Building a Search Fund Acquisition Pipeline with Clay (PART 1)
What I Planned to Build + Why
Background
Over the past year, I’ve met several individuals pursuing search funds – individuals raising capital to find, acquire, and operate a single owner-operated SME, below the radar of institutional buyers.
The most interesting part of these conversations was often how these individuals were going about finding a business that they want to buy.
Most were using a combination of outbound (telephone, email, direct mail) and inbound (press, online communities). But none had a systematic process behind it.

The Project
Inspired by the above conversations – and as an excuse to play with the latest GTM tools – I set myself a challenge: build a full acquisition pipeline from scratch. One that could:
Pull the addressable market.
Score businesses against acquisition criteria.
Enrich the dataset with contact details.
Write personalised outreach messages.
Push everything to an outreach sending tool.
I’ve documented this project across three articles:
Part 1 - what I planned to build + why.
Part 2 - how I built it.
Part 3 - how I’d improve it.
The Target
My target company should meet the following criteria:
UK plumbing business.
Generating £2M–£8M in revenue (£1M+ EBITDA).
Run by a founding director in their late fifties or sixties.
Debt-free, no insolvency, no broker involved.
The logic behind the above is straightforward. A business like this sits below the threshold a typical PE firm would touch - but generates enough EBITDA to make a search fund transaction viable.
At that age, the owner is approaching retirement with limited options: shut it down, hand it to a family member who doesn’t want it, or sell. That dynamic creates more receptivity to creative structures like seller financing.
Traditional deal sourcing relies on intermediaries who take a cut and only surface businesses already committed to selling. The goal here is to get upstream - reach owners before they’ve listed, before the valuation conversation has started, while seller financing is still on the table.
Technology Stack
The technology stack I use:
Claude Code - increasingly where I spend my time. The reason: context engineering. Using CLAUDE.md project files and persistent skills means Claude retains full project context across sessions.

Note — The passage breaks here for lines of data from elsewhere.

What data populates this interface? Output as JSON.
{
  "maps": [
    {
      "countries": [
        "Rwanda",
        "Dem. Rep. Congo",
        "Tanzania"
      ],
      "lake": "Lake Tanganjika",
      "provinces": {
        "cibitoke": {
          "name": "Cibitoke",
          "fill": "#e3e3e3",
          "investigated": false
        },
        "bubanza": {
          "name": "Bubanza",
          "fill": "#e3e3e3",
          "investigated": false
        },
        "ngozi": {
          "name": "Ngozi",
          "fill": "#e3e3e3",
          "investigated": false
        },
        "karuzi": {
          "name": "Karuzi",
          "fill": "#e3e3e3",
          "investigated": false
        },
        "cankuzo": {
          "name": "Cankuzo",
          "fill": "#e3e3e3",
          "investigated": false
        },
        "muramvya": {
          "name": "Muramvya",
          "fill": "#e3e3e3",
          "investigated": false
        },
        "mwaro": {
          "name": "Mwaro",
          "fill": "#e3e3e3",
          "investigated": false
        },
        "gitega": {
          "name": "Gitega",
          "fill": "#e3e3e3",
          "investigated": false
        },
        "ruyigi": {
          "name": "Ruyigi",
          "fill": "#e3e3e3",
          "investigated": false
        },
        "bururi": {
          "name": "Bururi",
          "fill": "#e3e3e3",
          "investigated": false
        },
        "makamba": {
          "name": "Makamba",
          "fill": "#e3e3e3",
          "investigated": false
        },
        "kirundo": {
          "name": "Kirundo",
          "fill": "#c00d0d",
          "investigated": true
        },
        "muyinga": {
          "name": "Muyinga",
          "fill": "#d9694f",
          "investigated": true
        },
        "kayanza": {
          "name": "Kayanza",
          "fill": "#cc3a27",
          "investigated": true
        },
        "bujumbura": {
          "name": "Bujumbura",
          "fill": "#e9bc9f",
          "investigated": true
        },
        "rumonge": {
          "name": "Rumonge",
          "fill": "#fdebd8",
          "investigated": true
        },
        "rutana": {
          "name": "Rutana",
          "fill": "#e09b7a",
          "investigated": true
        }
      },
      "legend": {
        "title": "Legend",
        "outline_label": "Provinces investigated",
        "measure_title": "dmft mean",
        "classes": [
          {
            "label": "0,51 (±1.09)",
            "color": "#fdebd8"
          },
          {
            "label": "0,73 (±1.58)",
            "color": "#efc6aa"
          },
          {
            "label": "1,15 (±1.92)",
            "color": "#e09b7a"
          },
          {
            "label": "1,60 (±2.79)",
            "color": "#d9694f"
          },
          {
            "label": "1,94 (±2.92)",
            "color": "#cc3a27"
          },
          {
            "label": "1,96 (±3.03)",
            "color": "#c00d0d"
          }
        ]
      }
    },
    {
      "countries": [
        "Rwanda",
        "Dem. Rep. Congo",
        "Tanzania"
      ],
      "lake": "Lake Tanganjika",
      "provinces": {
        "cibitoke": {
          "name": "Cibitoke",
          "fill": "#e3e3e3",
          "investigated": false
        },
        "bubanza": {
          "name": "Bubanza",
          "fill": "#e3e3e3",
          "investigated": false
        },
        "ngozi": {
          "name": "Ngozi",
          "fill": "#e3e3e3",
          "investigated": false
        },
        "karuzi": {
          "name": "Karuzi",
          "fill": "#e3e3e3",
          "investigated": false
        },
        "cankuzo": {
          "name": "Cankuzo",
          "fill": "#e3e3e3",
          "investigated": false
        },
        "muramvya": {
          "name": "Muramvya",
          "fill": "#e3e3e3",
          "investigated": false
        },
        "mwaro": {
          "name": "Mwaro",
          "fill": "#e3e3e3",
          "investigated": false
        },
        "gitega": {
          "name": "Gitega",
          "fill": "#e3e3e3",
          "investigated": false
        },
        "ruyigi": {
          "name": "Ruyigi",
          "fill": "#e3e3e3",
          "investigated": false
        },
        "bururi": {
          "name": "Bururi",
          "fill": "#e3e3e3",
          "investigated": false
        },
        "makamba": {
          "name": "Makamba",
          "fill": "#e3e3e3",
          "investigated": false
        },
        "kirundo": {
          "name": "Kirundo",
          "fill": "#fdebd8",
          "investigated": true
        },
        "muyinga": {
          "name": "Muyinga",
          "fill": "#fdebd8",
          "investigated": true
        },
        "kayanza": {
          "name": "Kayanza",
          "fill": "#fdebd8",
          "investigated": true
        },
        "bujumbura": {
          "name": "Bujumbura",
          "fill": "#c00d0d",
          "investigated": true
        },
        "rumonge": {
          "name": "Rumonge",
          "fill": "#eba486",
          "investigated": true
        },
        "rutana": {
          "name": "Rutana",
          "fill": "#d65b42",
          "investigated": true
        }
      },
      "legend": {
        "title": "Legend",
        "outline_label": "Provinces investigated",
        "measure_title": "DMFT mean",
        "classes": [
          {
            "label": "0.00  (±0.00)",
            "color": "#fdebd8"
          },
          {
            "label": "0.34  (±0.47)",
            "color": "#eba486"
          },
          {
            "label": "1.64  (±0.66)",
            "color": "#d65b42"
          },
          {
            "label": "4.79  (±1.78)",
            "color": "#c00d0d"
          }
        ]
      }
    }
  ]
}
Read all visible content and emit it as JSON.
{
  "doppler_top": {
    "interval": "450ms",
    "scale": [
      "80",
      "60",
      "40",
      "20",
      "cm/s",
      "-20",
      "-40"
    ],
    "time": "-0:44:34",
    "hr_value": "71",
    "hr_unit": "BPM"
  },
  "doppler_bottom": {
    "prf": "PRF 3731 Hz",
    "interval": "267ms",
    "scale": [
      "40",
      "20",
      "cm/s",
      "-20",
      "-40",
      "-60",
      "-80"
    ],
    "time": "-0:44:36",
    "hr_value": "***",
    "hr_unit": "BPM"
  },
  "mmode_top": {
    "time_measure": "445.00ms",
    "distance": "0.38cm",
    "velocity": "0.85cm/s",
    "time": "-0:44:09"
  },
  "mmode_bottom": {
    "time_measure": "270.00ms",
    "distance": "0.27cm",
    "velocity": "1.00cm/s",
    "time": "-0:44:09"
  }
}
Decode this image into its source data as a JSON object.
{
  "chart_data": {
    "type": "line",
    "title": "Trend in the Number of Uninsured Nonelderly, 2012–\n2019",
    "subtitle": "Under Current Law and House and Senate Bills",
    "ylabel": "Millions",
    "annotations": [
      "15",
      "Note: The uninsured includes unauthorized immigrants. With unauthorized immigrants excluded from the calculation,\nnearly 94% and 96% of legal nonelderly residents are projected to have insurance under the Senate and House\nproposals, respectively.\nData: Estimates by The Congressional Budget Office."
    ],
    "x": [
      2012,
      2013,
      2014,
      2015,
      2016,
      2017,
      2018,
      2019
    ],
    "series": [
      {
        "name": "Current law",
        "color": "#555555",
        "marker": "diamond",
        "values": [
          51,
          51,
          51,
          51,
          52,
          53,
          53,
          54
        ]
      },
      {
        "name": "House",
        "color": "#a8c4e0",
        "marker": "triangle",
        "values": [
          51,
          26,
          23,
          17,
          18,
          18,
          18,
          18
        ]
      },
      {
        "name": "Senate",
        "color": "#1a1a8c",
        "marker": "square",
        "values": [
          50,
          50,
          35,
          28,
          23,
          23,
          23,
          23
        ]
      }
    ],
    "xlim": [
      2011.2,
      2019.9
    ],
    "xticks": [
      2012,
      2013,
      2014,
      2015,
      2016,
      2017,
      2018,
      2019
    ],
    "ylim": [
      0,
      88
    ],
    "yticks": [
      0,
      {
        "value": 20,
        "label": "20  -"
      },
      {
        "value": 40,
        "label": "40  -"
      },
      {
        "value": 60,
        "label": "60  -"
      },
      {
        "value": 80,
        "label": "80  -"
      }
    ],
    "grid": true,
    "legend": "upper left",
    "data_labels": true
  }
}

WisprFlow - voice-to-text, speeds up everything.
Clay.com - data orchestration, enrichment, outreach logic.
Companies House API - the primary data source.
Email finding - Prospeo, Apollo (waterfall: try each provider in sequence, stop on first hit). No single provider has complete coverage of the UK SME market, so chaining multiple sources meaningfully increases hit rate while only charging for providers actually queried.
Phone finding - Surfe, Phantombuster (same waterfall logic).
Email verification - MillionVerifier.
Sending infrastructure - Smartlead / Instantly.
The Constraints
Two self-imposed constraints shaped the entire build.
Timeframe - three hours. Hard stop. This prevents scope creep.
Cost - no subscriptions beyond Claude. Everything had to run on free tiers.
The free Clay tier is the largest binding constraint. Three limitations worth flagging:
50 rows - the HTTP API import is capped. The full Companies House dataset for SIC 43220 runs to ~52,000 companies.
Limited Claygent credits - web research, email finding waterfalls, and phone enrichment all consume credits. This restricted the creativity that I could apply in my build.
No mobile phone enrichment - the mobile waterfall requires a paid plan. For a 60-year-old owner-operator, mobile is the right channel. This is a meaningful gap in practice.
Despite the above, a working end-to-end pipeline is possible.
Design Principles
Three principles governed every decision in the build:
Data dependency - never run a step before its required inputs exist.
Eliminate before enriching - filter bad rows before spending credits.
Cheap before expensive - run free steps first; gate expensive steps behind them.